Quelques chiffres : en 2010, on compte plus de 18 000 policiers municipaux (environ 20 000 en 2011), dans 3 500 communes, concentrés pour 56 % dans le grand Sud-Est et la région parisienne (dont 11 % autour de Paris, avec une progression de 43 % entre 2003 et 2007). 5 000 sont armés de « vraies armes ». On dénombre 143 000 policiers nationaux et 103 000 gendarmes. Soit un policier pour 240 habitants. Et on peut ajouter les sociétés de sécurité privées et la « réserve civile » de la police nationale, créée en 2003 pour les policiers retraités, et que Loppsi 2 étend « aux citoyens volontaires », soit une milice de 3 000 personnes. Parmi toutes les mesures inquiétantes prises par Loppsi 2, celle-ci a été très peu commentée ; elle est pourtant symbolique de la fuite en avant sécuritaire : 3 000 volontaires, dont les seules conditions sont d’avoir 18 ans, un casier judiciaire vierge et la nationalité française, mobilisables 90 jours par an, formés « sur le tas » et… armés ! Les effectifs de la police municipale augmentent et ceux de la police nationale diminuent (11 500 en moins). Cela vous rappelle d’autres secteurs de la fonction publique ? Désengagement de l’État, report des dépenses sur les finances locales1, donc sur les impôts locaux – l’un des impôts les plus injustes –, critères locaux de formation et de recrutement (clientélisme)… Le développement des polices municipales, le report sur elles de toutes les missions de « sécurité publique », est une forme de privatisation de la police qui, comme tous les services municipaux, pourrait être déléguée à des sociétés privées, et cela peut intéresser : un petit service de police municipale de cinq agents était estimé en 2007 à 68 000 euros (hors rémunérations).

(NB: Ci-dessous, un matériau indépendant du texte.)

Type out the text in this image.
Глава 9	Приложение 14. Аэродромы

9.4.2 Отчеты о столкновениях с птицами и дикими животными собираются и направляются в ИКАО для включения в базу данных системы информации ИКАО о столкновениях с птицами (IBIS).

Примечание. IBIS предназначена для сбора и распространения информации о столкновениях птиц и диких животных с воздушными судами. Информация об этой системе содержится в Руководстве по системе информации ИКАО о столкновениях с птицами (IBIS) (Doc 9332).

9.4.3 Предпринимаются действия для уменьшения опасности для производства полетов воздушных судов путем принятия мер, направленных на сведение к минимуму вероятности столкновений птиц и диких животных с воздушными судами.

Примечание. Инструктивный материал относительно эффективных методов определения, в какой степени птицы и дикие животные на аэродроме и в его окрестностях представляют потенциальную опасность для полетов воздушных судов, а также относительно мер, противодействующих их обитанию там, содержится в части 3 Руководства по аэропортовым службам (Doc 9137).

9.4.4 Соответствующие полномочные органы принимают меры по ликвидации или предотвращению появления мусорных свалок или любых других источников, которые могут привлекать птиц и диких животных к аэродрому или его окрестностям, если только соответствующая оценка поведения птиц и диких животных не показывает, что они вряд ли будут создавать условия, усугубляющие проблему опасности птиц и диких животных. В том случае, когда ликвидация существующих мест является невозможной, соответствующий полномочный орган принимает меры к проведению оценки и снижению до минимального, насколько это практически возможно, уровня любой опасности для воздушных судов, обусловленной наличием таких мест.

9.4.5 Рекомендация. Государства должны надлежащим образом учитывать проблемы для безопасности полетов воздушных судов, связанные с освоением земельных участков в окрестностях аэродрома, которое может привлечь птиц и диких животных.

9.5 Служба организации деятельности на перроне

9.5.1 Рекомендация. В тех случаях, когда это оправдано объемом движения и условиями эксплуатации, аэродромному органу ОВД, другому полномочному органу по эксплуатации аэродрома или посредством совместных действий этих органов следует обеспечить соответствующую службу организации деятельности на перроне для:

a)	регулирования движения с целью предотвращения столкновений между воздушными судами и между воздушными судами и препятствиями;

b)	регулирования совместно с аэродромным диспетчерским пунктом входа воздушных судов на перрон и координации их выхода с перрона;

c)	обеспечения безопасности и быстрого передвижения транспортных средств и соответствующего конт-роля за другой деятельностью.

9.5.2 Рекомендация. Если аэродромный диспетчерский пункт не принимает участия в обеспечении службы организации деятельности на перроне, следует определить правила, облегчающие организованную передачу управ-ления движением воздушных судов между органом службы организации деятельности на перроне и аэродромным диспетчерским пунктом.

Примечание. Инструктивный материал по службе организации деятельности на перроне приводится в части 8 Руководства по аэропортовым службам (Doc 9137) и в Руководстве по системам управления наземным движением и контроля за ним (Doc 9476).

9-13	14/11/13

Le secteur de la sécurité privée est en constante expansion2 et va profiter aussi de la manne du Fonds interministériel de prévention de la délinquance (FIPD) destiné à financer les actions locales conduites par les collectivités et les associations (51 millions d’euros pour 2011) et dont 60 % devront être utilisés pour la vidéosurveillance : si une ville veut toucher des sous, elle doit s’engager à mettre des caméras qui seront fournies et gérées par des sociétés privées. « Permis de tuer »Pour revenir à la question de l’armement de la police (encore un marché qui rapporte !), après avoir cité Rama Yade (« un policier sans arme c’est comme un lion sans dent »), on peut passer en revue avec Maurice Rajsfus3 tout l’arsenal « d’une institution qui a placé la population sous haute surveillance » : « taser, flash-ball, bombes lacrymogènes [...] décrites comme " non létales " ou " peu létales " par les humanistes du maintien de l’ordre. [...] La France est sous contrôle d’une armée de l’ordre chargée de surveiller activement des citoyens qui ne peuvent être que des " individus ", dans le meilleur des cas, et plus sûrement de possibles trublions. 65 millions de suspects potentiels. »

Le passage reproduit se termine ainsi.